Roma, 13 ott. (LaPresse) - La Camera ha approvato la legge sulla cittadinza con 310 voti favorevoli, 66 contrari e 83 astenuti. Il testo passa ora al Senato.

"Non posso nascondere oggi l'emozione e l'orgoglio per questa dichiarazione di voto a nome del Partito Democratico su un provvedimento che non esagero a definire un tassello fondamentale per il futuro del nostro Paese dopo 23 anni di attesa: la riforma della legge sulla cittadinanza per i bambini nati o cresciuti in Italia. Una norma di civiltà che riconosce a chi è nato e cresciuto nella penisola di potersi finalmente riconoscere cittadino a pieno titolo". Così si è espresso Khalid Chaouki, deputato del Pd, componente della commissione Esteri, durante la dichiarazione di voto nell'Aula di Montecitorio sulla proposta di legge che introduce nuove norme in materia di acquisizione della cittadinanza.

"Una riforma - ha proseguito Chaouki - attesa da una nuova generazione di italiani di fatto e stranieri per legge: chi nasce e cresce in Italia sarà italiano grazie al cosiddetto Ius Soli temperato per i bambini nati nel nostro Paese da genitori ormai radicati in Italia e lo Ius Culturae per coloro che sono arrivati in Italia sotto i 12 anni e hanno frequentato almeno per cinque anni la scuola italiana.
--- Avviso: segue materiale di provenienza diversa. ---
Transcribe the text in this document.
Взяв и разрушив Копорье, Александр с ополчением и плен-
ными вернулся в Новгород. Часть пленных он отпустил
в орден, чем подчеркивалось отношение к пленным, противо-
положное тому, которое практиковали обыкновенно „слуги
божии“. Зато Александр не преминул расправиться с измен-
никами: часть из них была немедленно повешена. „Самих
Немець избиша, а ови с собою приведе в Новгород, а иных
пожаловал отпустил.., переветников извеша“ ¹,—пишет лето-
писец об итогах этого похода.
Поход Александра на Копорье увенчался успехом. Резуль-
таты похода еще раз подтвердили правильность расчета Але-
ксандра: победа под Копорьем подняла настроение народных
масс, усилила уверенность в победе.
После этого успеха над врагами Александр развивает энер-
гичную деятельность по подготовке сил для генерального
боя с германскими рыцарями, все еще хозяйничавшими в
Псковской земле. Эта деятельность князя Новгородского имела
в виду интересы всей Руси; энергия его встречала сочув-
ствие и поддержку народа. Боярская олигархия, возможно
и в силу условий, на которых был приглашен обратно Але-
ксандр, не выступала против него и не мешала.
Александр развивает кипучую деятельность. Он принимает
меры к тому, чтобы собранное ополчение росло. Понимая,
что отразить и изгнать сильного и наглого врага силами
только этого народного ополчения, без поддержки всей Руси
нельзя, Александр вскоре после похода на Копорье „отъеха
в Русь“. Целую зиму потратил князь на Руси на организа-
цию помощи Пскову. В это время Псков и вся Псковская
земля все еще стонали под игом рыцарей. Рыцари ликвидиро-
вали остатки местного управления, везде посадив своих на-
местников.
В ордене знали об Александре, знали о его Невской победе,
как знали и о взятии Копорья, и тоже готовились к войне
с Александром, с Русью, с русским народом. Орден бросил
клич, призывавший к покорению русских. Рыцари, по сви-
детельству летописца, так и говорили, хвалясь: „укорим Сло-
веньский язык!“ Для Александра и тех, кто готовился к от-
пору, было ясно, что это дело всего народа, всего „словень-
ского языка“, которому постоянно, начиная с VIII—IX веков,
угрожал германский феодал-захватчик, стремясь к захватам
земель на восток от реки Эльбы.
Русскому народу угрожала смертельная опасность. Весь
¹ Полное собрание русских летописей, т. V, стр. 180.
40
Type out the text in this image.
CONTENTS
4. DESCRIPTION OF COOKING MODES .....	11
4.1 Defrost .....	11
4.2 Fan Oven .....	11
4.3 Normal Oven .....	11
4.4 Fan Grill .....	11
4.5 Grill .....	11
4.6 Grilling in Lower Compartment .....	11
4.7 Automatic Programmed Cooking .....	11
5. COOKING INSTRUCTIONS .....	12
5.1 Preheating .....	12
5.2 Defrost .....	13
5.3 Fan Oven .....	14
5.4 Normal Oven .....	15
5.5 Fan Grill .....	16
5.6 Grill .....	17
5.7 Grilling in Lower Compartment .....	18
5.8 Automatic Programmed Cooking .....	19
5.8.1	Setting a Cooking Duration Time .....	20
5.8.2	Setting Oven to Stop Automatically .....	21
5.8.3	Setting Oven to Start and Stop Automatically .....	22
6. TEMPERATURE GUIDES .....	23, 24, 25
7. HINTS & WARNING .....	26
Sono norme di civiltà che permetteranno ai figli di immigrati di considerarsi finalmente a pieno titolo figli legittimi di una madre, l'Italia, di cui sono diventati padroni della sua lingua e dei suoi mille dialetti, tifosi delle sue squadre e innamorati della sua bellezza". "Questa - dice ancora Chaouki - è la storia dei nuovi italiani. Stiamo parlando di una generazione di bambini e ragazzi che popolano le scuole e gli oratori, i campi di calcio, le palestre di città e periferie. Hanno nomi, origini e religioni diverse, ma nutrono passione e amore per l'unico Paese che hanno davvero conosciuto, l'Italia. Una legge che per il Partito Democratico rappresenta certamente l'inizio e non la fine di un percorso di cambiamento nella società che ci vede oggi orgogliosi di affermare nuovi diritti ma consapevoli nello stesso tempo delle nuove sfide che ci attendono".